Candy Cane Cookies
Prep Time 40 Min
Total Time 6 Hr 0 Min
1 cup sugar
1 cup butter or margarine, softened
1/2 cup milk
1 teaspoon vanilla
1 teaspoon peppermint extract
3 1/2 cups Gold Medal™ all-purpose flour
1 teaspoon baking powder
1/4 teaspoon salt
1/2 teaspoon red food color
2 tablespoons finely crushed peppermint candies
2 tablespoons sugar
- Stir together 1 cup sugar, the butter, milk, vanilla, peppermint extract and egg in large bowl. Stir in flour, baking powder and salt.
- Divide dough in half. Stir food color into 1 half. Cover and refrigerate at least 4 hours.
- Heat oven to 375ºF.
- Stir together peppermint candy and 2 tablespoon sugar; set aside.
- For each candy cane, shape 1 rounded teaspoon dough from each half into 4-inch rope by rolling back and forth on floured surface.
- Place 1 red and white rope side by side; press together lightly and twist.
- Place on ungreased cookie sheet; curve top of cookie down to form handle of cane.
- Bake 9 to 12 minutes or until set and very light brown. Immediately sprinkle candy mixture over cookies.
- Remove from cookie sheet to wire rack. Cool completely, about 30 minutes.
White Chocolate Macadamia Cookies
Hands-On Time 30 min
Total Time 1 hr
2 1/2 cups all-purpose flour, spooned and leveled
1 teaspoon baking soda
1 teaspoon kosher salt
12 tablespoons (1 1/2 sticks) unsalted butter, at room temperature
3/4 cup granulated sugar
1/2 cup packed light brown sugar
3 tablespoons light corn syrup
2 large eggs
2 teaspoons pure vanilla extract
2 cups white chocolate chips
1 cup salted macadamia nuts, coarsely chopped
- Heat oven to 350° F with the racks in the upper and lower thirds. In a medium bowl, whisk together the flour, baking soda, and salt; set aside.
- With an electric mixer, beat the butter, sugars, and corn syrup on medium-high speed until the mixture is light and fluffy, 3 to 4 minutes. One at a time, add the eggs, beating well after each addition.

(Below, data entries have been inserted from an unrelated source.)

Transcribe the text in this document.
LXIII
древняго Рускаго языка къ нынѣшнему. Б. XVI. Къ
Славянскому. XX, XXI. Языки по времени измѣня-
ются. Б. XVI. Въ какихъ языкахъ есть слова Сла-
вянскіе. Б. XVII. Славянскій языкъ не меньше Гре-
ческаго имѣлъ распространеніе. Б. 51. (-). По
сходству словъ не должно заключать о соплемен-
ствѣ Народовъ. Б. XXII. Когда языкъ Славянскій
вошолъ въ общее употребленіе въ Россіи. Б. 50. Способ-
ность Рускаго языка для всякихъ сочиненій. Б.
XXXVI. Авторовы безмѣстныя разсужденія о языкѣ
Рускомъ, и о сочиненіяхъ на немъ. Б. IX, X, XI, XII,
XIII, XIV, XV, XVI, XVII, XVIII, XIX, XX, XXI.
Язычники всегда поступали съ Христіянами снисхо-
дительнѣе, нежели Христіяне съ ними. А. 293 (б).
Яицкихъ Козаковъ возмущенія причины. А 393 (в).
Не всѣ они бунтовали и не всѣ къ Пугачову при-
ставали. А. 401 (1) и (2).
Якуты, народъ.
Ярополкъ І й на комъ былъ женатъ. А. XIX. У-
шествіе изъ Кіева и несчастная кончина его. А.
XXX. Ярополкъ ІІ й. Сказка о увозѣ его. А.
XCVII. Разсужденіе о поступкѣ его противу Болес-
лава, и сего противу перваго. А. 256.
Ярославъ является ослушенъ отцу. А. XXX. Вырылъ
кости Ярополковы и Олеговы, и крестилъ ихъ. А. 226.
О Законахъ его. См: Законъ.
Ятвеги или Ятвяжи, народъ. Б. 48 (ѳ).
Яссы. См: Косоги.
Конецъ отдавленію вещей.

- Add the vanilla and beat just until combined.Reduce the mixer speed to low, gradually add the flour mixture, and mix just until combined (do not overmix).
- Mix in the chocolate chips and macadamia nuts.
- Drop level tablespoonfuls of the dough onto ungreased baking sheets, spacing them 2 inches apart.
- Bake the cookies until golden, rotating the pans halfway through, 9 to 11 minutes; cool slightly on the pans, then transfer to a wire rack to cool completely.
- Storage suggestion: Keep the cookies at room temperature, between sheets of wax paper in an airtight container, for up to 5 days.